A sodium test checks how much sodium is in the blood. Sodium is both an electrolyte and mineral. It helps keep the water (the amount of fluid inside and outside the body's cells) and electrolyte balance of the body. Sodium is also important in how nerves and muscles work.
Most of the sodium in the body (about 85%) is found in blood and lymph fluid. Sodium levels in the body are partly controlled by a hormone called aldosterone, which is made by the adrenal glands. Aldosterone levels tell the kidneys when to hold sodium in the body instead of passing it in the urine. Small amounts of sodium are also lost through the skin when you sweat.
Most foods have sodium naturally in them or as an ingredient in cooking. Sodium is found in table salt as sodium chloride and in baking soda as sodium bicarbonate. Many medicines and other products also have sodium in them, including laxatives, aspirin, mouthwash, and toothpaste.
Low sodium levels have many causes, such as heart failure, malnutrition, and diarrhea.
Other electrolytes, such as potassium, calcium, chloride, magnesium, and phosphate, may be checked in a blood sample at the same time as a blood test for sodium.
Why It Is Done
A sodium blood test is done to:
Check on the mix of water and certain minerals in the body.
Find the cause of symptoms from low or high levels of sodium.
Check on the progress of diseases of the kidneys or adrenal glands.
How To Prepare
In general, there's nothing you have to do before this test, unless your doctor tells you to.
How It Is Done
A health professional uses a needle to take a blood sample, usually from the arm.
When a blood sample is taken, you may feel nothing at all from the needle. Or you might feel a quick sting or pinch.
There is very little chance of having a problem from this test. When a blood sample is taken, a small bruise may form at the site.
A sodium test checks how much sodium (an electrolyte and a mineral) is in the blood.
The normal values listed here—called a reference range—are just a guide. These ranges vary from lab to lab, and your lab may have a different range for what's normal. Your lab report should contain the range your lab uses. Also, your doctor will evaluate your results based on your health and other factors. This means that a value that falls outside the normal values listed here may still be normal for you or your lab.

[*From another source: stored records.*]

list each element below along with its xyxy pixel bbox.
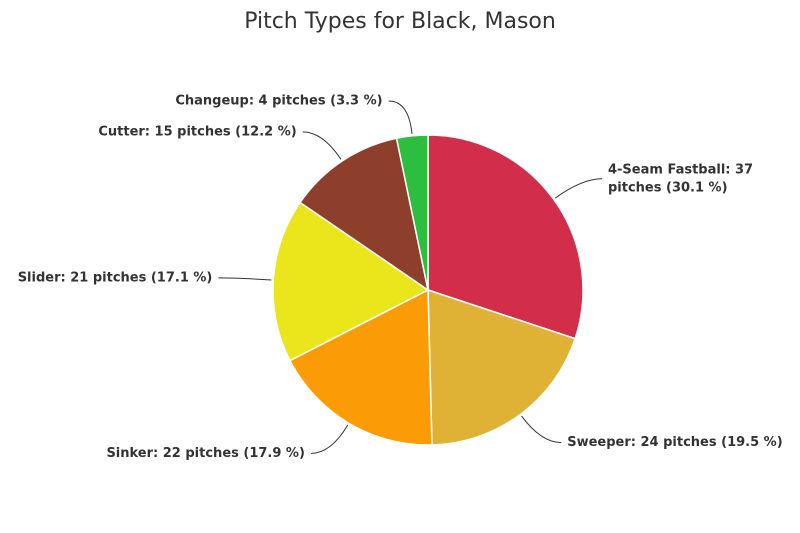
pie-slice	[299, 137, 430, 292]
data-label: Sinker: 22 pitches (17.9 %)	[106, 446, 304, 461]
connector	[310, 424, 349, 454]
data-label: Cutter: 15 pitches (12.2 %)	[98, 124, 296, 139]
data-label: Slider: 21 pitches (17.1 %)	[18, 270, 213, 285]
connector	[388, 100, 413, 134]
pie-slice	[395, 134, 429, 291]
connector	[302, 131, 342, 160]
pie-slice	[272, 201, 430, 362]
pie-slice	[427, 134, 584, 340]
connector	[521, 415, 562, 444]
data-label: Sweeper: 24 pitches (19.5 %)	[567, 435, 782, 450]
connector	[218, 277, 272, 281]
pie-slice	[427, 288, 577, 446]
data-label: 4-Seam Fastball: 37 pitches (30.1 %)	[608, 162, 753, 195]
pie-slice	[288, 288, 433, 446]
chart-title: Pitch Types for Black, Mason	[244, 9, 556, 34]
data-label: Changeup: 4 pitches (3.3 %)	[175, 93, 382, 108]
connector	[554, 178, 602, 199]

Many conditions can affect sodium levels. Your doctor will talk with you about any abnormal results that may be related to your symptoms and past health.
High sodium levels (hypernatremia) can be caused by a high-sodium diet or by not drinking enough water and being dehydrated. Dehydration may also be caused by medicines (such as diuretics), severe vomiting or diarrhea, Cushing's syndrome, kidney disease or injury, diabetic ketoacidosis, or a condition called diabetes insipidus that makes it hard to balance the water level in the body.
High sodium levels can also be caused by high levels of the hormone aldosterone (hyperaldosteronism).
Low sodium levels (hyponatremia) can be caused by a lot of sweating, burns, severe vomiting or diarrhea, drinking too much water (psychogenic polydipsia), or poor nutrition.